The smell hits first—cardamom and wet stone, mingling with the earthy sweetness of crushed jasmine beneath vendors' feet. I've wandered into Khari Baoli at dawn, when Delhi's spice market belongs to the merchants, not the tourists who'll arrive after breakfast with their cameras and careful steps.
Mr. Sharma doesn't look up when I pause at his stall. His hands move in practiced rhythm, scooping turmeric into paper cones twisted with the efficiency of forty years. The pyramid of golden powder beside him catches the early light filtering through the market's corrugated roof, and I think about how many meals this single pile will flavor, how many kitchens it will scent.
"You want to buy or you want to learn?" he asks in Hindi, still not meeting my eyes.
"Learn," I reply, and his hands finally still.
What follows is an education you won't find in guidebooks.
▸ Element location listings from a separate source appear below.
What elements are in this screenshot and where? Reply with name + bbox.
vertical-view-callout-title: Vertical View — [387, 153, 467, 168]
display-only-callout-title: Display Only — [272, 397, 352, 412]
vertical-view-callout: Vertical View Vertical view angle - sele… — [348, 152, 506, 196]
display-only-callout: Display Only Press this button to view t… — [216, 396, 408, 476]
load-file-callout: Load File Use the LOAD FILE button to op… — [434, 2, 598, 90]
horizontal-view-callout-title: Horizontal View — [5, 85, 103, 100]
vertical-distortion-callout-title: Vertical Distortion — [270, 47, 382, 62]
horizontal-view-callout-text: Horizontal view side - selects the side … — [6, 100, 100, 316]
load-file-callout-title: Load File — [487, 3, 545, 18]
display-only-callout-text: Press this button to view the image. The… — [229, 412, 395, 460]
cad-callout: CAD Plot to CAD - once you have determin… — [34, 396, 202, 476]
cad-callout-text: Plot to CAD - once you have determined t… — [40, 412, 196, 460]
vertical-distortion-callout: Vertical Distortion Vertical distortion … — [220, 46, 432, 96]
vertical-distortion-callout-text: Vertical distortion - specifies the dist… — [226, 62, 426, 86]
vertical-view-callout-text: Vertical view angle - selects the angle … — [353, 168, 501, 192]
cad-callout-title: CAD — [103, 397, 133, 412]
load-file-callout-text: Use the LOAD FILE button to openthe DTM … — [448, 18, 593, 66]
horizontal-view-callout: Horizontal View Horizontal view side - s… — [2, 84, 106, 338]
He teaches me to judge saffron by rolling it between wet fingers, explains why the best cinnamon comes in soft bark that crumbles at the edges. His grandson brings chai in clay cups, sweet and spiced with their own stock, and we sit on overturned crates while the market wakes around us.
Other vendors nod as they pass, calling out greetings that blur into the growing din. A woman in a green sari negotiates the price of dried chilies with the fierce precision of ritual. Two boys race through the narrow aisles, their laughter rising above the merchants' calls.
This is the travel I chase—not monuments or views, but moments where the distance between stranger and friend collapses over shared chai and spice-stained fingers. When I finally leave, Mr. Sharma presses a small packet of his best cardamom into my palm. "For remembering," he says.
I will. Not just the spices, but the generosity of time given freely, the invitation into daily rhythms that have nothing to do with tourism and everything to do with trust.